医療ケアだけでなく、介護でも同じことがいえます。昭和の時代のように、長年にわたり住み込んでくれる家政婦を頼むことはできないと思ったほうがいいでしょう。1日3交代のヘルパーさんを依頼することになりますが、そのヘルパーさんはいつも同じ人というわけではありません。その都度、いろいろ説明をする必要も出てくるので、気苦労が絶えません。
厚生労働省は最期まで自宅で住み続けられるように「地域包括ケアシステム」を進める方向ですが、これも地域格差が大きくて、どの地域でも大丈夫というわけにはいきません。うまくいっている地域でも、ケアマネジャー、医師、看護師、介護職員、薬剤師などの専門家が日に何度も出たり入ったりします。
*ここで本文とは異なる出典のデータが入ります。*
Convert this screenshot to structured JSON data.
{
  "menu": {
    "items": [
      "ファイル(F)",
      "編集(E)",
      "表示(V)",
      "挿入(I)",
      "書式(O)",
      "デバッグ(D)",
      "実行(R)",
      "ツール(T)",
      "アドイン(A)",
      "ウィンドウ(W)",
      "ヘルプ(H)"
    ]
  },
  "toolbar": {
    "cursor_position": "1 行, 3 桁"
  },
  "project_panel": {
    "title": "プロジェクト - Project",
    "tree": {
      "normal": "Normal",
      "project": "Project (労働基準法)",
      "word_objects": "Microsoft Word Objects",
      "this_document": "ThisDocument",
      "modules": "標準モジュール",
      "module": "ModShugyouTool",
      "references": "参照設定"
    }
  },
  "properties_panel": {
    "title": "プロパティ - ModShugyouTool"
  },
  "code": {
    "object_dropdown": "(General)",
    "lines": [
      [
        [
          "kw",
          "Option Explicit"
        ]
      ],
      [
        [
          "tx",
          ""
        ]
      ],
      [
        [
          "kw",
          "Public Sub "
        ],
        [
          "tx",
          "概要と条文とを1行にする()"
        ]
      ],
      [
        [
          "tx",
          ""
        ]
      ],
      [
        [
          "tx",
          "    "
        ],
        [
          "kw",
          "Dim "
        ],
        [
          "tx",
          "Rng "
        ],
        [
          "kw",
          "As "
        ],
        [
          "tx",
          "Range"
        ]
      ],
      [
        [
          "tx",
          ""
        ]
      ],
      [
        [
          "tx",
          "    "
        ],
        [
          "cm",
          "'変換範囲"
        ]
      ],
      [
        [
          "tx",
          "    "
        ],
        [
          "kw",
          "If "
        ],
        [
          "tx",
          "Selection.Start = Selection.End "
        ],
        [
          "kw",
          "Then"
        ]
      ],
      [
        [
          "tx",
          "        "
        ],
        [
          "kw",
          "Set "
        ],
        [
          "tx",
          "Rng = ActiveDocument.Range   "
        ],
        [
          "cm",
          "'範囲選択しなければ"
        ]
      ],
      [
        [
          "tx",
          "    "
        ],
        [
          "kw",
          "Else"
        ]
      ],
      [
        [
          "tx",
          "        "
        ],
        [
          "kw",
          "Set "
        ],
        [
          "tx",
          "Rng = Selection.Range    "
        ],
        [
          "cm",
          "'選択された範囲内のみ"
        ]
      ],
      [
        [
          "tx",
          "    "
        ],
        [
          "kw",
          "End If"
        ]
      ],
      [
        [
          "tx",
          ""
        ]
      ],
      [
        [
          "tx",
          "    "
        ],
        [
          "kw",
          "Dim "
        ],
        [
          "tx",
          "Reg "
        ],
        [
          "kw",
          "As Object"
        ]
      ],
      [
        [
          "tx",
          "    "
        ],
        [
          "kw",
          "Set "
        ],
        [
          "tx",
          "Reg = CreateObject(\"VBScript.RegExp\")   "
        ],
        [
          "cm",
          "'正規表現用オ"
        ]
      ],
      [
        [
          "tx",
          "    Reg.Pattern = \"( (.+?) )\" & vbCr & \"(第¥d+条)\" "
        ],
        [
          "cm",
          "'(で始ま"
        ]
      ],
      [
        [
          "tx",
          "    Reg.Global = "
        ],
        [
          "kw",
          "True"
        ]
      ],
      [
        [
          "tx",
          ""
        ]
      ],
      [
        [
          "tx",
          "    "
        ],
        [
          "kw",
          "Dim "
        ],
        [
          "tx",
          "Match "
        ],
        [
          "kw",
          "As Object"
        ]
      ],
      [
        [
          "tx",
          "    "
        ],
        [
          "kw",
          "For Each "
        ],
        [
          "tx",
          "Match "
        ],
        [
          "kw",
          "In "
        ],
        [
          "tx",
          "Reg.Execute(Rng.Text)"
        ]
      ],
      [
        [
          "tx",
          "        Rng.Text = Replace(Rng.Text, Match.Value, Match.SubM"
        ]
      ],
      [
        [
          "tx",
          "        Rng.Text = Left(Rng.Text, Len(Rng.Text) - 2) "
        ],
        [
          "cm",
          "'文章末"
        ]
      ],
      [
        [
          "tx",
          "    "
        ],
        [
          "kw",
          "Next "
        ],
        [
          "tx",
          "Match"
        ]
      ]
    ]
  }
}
そして、そのコーディネートを担当する身内、もしくは後見人が必要になります。
言葉で言うことは簡単ですが、実際に寝たきりになって記憶も定かでなくなると、思わぬ事態が起きてきます。そのときでも十分に対応できるようにするには、自分のための“助っ人”が必要になります。助けを求めれば駆けつけてくれる“助っ人”をたくさん作れるかどうかが、今後の生活を支える鍵となるでしょう。